Robust Fair Clustering: A Novel Fairness Attack and Defense Framework
This work addresses the critical need for robust fairness in clustering applications like loan approvals, where adversarial manipulation could harm individuals, representing a novel contribution to the field.
The authors tackled the vulnerability of fair clustering algorithms to adversarial attacks by introducing a novel black-box fairness attack that significantly reduces fairness performance, and proposed Consensus Fair Clustering (CFC), a robust defense method that shows high resilience to such attacks.

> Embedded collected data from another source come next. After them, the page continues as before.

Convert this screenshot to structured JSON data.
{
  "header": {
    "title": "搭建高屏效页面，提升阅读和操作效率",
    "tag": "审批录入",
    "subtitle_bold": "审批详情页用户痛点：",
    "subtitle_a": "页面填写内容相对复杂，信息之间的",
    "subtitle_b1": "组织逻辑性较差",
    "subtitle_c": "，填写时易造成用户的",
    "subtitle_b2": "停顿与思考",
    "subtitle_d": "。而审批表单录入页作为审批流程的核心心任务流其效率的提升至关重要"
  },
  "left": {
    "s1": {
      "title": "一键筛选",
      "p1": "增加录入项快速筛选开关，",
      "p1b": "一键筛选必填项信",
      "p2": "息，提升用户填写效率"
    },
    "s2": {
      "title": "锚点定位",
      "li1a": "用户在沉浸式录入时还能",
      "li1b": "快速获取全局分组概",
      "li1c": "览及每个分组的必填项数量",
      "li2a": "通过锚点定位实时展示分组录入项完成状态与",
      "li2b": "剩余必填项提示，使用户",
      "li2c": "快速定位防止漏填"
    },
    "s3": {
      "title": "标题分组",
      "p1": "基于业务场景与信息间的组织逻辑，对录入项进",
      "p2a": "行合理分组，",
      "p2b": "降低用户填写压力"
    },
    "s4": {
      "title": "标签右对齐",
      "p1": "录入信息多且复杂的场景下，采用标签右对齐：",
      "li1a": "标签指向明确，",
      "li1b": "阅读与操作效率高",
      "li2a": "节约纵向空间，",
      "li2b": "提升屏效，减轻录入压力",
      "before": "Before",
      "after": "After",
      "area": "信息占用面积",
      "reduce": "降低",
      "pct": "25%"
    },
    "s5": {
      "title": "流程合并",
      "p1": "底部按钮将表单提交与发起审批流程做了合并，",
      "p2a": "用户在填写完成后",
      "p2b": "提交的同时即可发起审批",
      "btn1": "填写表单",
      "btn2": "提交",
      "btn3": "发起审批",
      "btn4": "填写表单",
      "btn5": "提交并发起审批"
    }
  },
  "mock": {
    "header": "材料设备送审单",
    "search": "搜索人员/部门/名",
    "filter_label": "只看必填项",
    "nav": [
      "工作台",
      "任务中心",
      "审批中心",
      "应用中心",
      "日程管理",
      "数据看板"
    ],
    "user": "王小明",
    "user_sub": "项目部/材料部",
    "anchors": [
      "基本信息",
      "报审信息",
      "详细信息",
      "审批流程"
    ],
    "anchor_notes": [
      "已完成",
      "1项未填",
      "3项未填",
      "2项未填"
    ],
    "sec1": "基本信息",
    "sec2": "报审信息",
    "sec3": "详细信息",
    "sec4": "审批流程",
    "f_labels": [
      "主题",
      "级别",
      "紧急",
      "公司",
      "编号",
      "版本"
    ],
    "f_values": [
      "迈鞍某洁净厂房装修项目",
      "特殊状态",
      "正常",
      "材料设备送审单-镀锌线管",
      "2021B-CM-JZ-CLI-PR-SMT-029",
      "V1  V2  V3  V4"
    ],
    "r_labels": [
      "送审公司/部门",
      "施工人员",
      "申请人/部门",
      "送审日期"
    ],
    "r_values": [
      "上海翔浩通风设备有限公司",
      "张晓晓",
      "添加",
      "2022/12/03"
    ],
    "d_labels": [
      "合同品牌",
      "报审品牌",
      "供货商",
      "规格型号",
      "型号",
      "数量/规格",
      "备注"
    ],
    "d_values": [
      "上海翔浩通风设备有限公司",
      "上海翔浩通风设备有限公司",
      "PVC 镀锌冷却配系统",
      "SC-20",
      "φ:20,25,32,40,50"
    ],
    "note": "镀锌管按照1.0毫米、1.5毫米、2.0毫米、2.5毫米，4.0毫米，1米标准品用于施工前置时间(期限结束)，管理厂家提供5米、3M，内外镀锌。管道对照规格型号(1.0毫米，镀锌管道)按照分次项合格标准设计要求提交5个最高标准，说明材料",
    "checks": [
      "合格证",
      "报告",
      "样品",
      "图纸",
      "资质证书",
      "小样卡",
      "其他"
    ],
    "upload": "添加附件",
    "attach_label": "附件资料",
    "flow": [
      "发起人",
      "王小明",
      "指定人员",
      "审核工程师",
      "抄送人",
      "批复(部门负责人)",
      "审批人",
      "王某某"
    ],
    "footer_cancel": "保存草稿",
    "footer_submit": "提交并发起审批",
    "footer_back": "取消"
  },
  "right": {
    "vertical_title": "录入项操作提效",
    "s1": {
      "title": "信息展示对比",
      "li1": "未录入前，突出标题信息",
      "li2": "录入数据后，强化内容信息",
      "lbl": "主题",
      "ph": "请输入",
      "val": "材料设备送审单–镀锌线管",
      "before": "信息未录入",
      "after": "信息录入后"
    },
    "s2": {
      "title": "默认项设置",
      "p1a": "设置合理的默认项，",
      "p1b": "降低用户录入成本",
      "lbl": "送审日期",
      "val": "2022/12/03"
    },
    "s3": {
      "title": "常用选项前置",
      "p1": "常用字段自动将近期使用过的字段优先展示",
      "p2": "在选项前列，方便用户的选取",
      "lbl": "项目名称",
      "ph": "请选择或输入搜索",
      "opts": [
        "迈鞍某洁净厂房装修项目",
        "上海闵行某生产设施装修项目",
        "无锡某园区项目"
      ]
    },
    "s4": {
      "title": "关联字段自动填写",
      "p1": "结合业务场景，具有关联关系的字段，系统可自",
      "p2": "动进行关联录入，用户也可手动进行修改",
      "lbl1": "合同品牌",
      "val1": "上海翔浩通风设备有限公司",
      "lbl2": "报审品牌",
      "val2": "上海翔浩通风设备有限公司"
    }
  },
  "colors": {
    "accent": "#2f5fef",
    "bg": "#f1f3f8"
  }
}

Clustering algorithms are widely used in many societal resource allocation applications, such as loan approvals and candidate recruitment, among others, and hence, biased or unfair model outputs can adversely impact individuals that rely on these applications. To this end, many fair clustering approaches have been recently proposed to counteract this issue. Due to the potential for significant harm, it is essential to ensure that fair clustering algorithms provide consistently fair outputs even under adversarial influence. However, fair clustering algorithms have not been studied from an adversarial attack perspective. In contrast to previous research, we seek to bridge this gap and conduct a robustness analysis against fair clustering by proposing a novel black-box fairness attack. Through comprehensive experiments, we find that state-of-the-art models are highly susceptible to our attack as it can reduce their fairness performance significantly. Finally, we propose Consensus Fair Clustering (CFC), the first robust fair clustering approach that transforms consensus clustering into a fair graph partitioning problem, and iteratively learns to generate fair cluster outputs. Experimentally, we observe that CFC is highly robust to the proposed attack and is thus a truly robust fair clustering alternative.